In a recent New York Times article, The Californians Are Coming. So Is Their Housing Crisis, Conor Dougherty delves into the conundrum of growth and housing problems. He points to the current situation in California and the fact that its residents are fleeing the sunshine to a more affordable, and less congested state of Idaho. He poses the question: Is it possible to import California’s growth without also importing its housing problems?
In short yes. The response to the article was mixed. I offered the following:
Suppose a house or condo was not a form of investment, other than paying off the mortgage and perhaps doing renovations. In other words, suppose that as a homeowner, one was not entitled to pocket the increase in land value during the years one owned the house or condo. Suppose that, instead of paying the previous owner for the value of the house or condo PLUS the value of the site on which it sits, one only paid the seller for the value of the house or condo and other improvements (including landscaping).
One would need a smaller down payment. So young people might not always need two incomes to become home owners. One would not need nearly as large a mortgage, and might be able to take on a shorter mortgage, at an advantageous interest rate.
Suppose that one’s annual property tax was only on the value of the land itself, and not on the condo or house and other improvements. Suppose that property tax payment, instead of being an annual payment, was simply a monthly payment. If you needed to move from one metro to another, there would be many more buyers for your house, and you’d be able to move expeditiously. If you needed to move from a less expensive metro to a more expensive metro to take a job that paid you well, you would not be forced to the fringes by a huge down payment. A house or condo of a certain size, style, age and quality would sell for more or less the same amount in most of the country. I think it would solve a lot.
Another reader responded, “How do you suppose school budgets in your community would be financed without taxes levied on residential property?”
It’s a little less cumbersome than one might think. Most communities have a significant amount of vacant land, which likely pays rather little in taxes. Under the structure I describe, a vacant lot would be paying the same amount as the same-size lot next door that has a house or a condo or a high-rise on it. No annual (monthly!) penalty for putting the land to good use. No penalty for making improvements to the buildings, or planting trees or keeping an attractive lawn. No penalty for adding an accessory dwelling for a relative or for a tenant. People get housed, closer to the center of things, closer to amenities, to transportation, to services, to jobs.
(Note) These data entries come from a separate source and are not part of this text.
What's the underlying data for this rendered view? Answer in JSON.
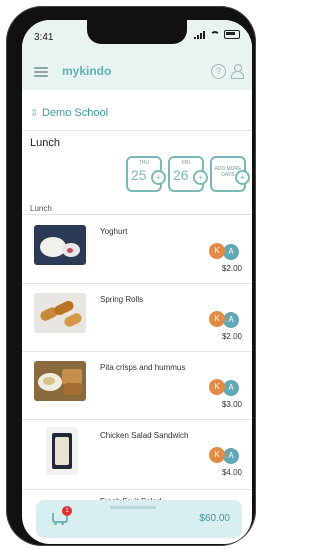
{
  "status": {
    "time": "3:41"
  },
  "app": {
    "brand": "mykindo"
  },
  "school": {
    "name": "Demo School"
  },
  "section": {
    "title": "Lunch"
  },
  "dates": [
    {
      "dow": "THU",
      "day": "25"
    },
    {
      "dow": "FRI",
      "day": "26"
    },
    {
      "dow": "",
      "day": "",
      "more": "ADD MORE DAYS"
    }
  ],
  "list": {
    "label": "Lunch",
    "items": [
      {
        "name": "Yoghurt",
        "price": "$2.00"
      },
      {
        "name": "Spring Rolls",
        "price": "$2.00"
      },
      {
        "name": "Pita crisps and hummus",
        "price": "$3.00"
      },
      {
        "name": "Chicken Salad Sandwich",
        "price": "$4.00"
      },
      {
        "name": "Fresh Fruit Salad",
        "price": ""
      }
    ]
  },
  "badges": {
    "k": "K",
    "a": "A"
  },
  "cart": {
    "count": "1",
    "total": "$60.00"
  },
  "icons": {
    "menu": "hamburger-icon",
    "help": "help-icon",
    "account": "user-icon",
    "school": "school-selector-icon",
    "cart": "cart-icon"
  },
  "colors": {
    "accent": "#5db2b5",
    "orange": "#e38b46",
    "blue": "#61a8b4",
    "cart_bg": "#d9eef0"
  }
}
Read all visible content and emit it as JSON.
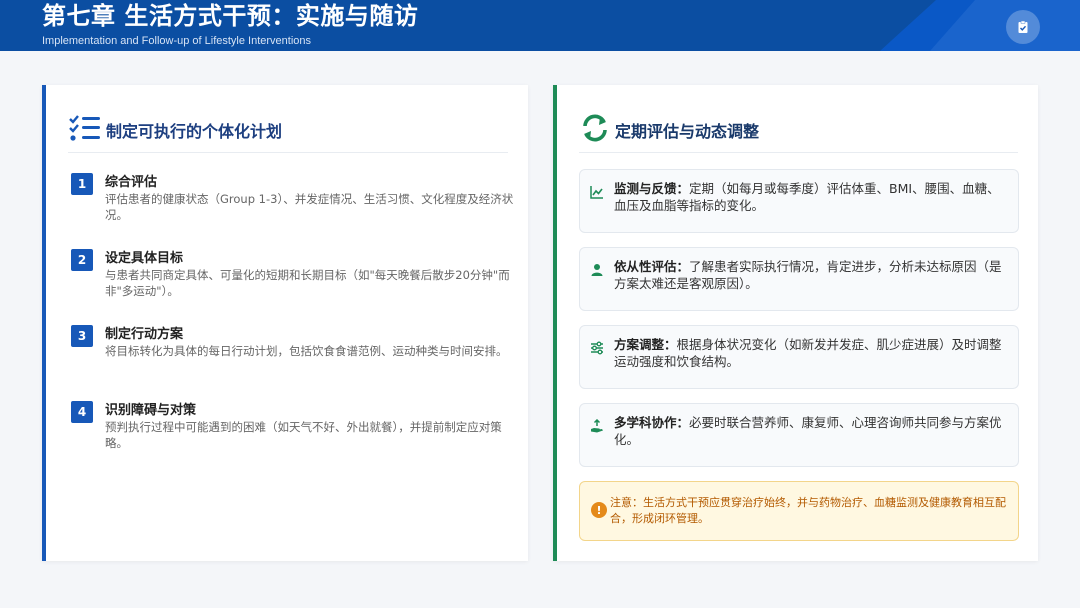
{
  "header": {
    "title": "第七章 生活方式干预：实施与随访",
    "subtitle": "Implementation and Follow-up of Lifestyle Interventions",
    "badge_icon": "clipboard-check-icon"
  },
  "left_panel": {
    "heading": "制定可执行的个体化计划",
    "icon": "checklist-icon",
    "steps": [
      {
        "num": "1",
        "title": "综合评估",
        "desc": "评估患者的健康状态（Group 1-3）、并发症情况、生活习惯、文化程度及经济状况。"
      },
      {
        "num": "2",
        "title": "设定具体目标",
        "desc": "与患者共同商定具体、可量化的短期和长期目标（如\"每天晚餐后散步20分钟\"而非\"多运动\"）。"
      },
      {
        "num": "3",
        "title": "制定行动方案",
        "desc": "将目标转化为具体的每日行动计划，包括饮食食谱范例、运动种类与时间安排。"
      },
      {
        "num": "4",
        "title": "识别障碍与对策",
        "desc": "预判执行过程中可能遇到的困难（如天气不好、外出就餐），并提前制定应对策略。"
      }
    ]
  },
  "right_panel": {
    "heading": "定期评估与动态调整",
    "icon": "sync-icon",
    "items": [
      {
        "icon": "chart-line-icon",
        "label": "监测与反馈：",
        "text": "定期（如每月或每季度）评估体重、BMI、腰围、血糖、血压及血脂等指标的变化。"
      },
      {
        "icon": "user-check-icon",
        "label": "依从性评估：",
        "text": "了解患者实际执行情况，肯定进步，分析未达标原因（是方案太难还是客观原因）。"
      },
      {
        "icon": "sliders-icon",
        "label": "方案调整：",
        "text": "根据身体状况变化（如新发并发症、肌少症进展）及时调整运动强度和饮食结构。"
      },
      {
        "icon": "hands-helping-icon",
        "label": "多学科协作：",
        "text": "必要时联合营养师、康复师、心理咨询师共同参与方案优化。"
      }
    ],
    "note": {
      "icon": "exclamation-circle-icon",
      "text": "注意：生活方式干预应贯穿治疗始终，并与药物治疗、血糖监测及健康教育相互配合，形成闭环管理。"
    }
  },
  "colors": {
    "header_bg": "#0b4ea2",
    "left_accent": "#1758b8",
    "right_accent": "#1e8b57",
    "note_bg": "#fff8e1",
    "note_text": "#b35a00"
  }
}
In most cities, half the value of a home is in the land. (A new subdivision on the fringe starts out as more like 20% land, 80% house, but the land tends to rise in value as services are provided, and the house starts to depreciate.) In California, more like 60 to 80% of the value is in the land. Vacant lots will start to pay their share, reducing the burden on families, workers, others who need homes, too.
To which another reader responded, “How about not connecting school budgets to property taxes, as it clearly leads to education inequality?”
Good point and I agree with this reader. I do not believe that a LOCAL property tax (be it based on taxing improvements, which I think is a poor idea, or on taxing land value, which I think is wise and just and promotes a much fairer and more vibrant economy) should be used to finance schools. Rather, that land value should be treated as our common treasure, collected as natural public revenue, and then distributed more evenly across our society, to meet the needs of all.
Children everywhere are entitled to a good education, whether they live in a high-land-value city, or in a rural area. The policy I propose will make it possible for many more of us to choose to live in or near the most interesting cities, for some or all of our lives.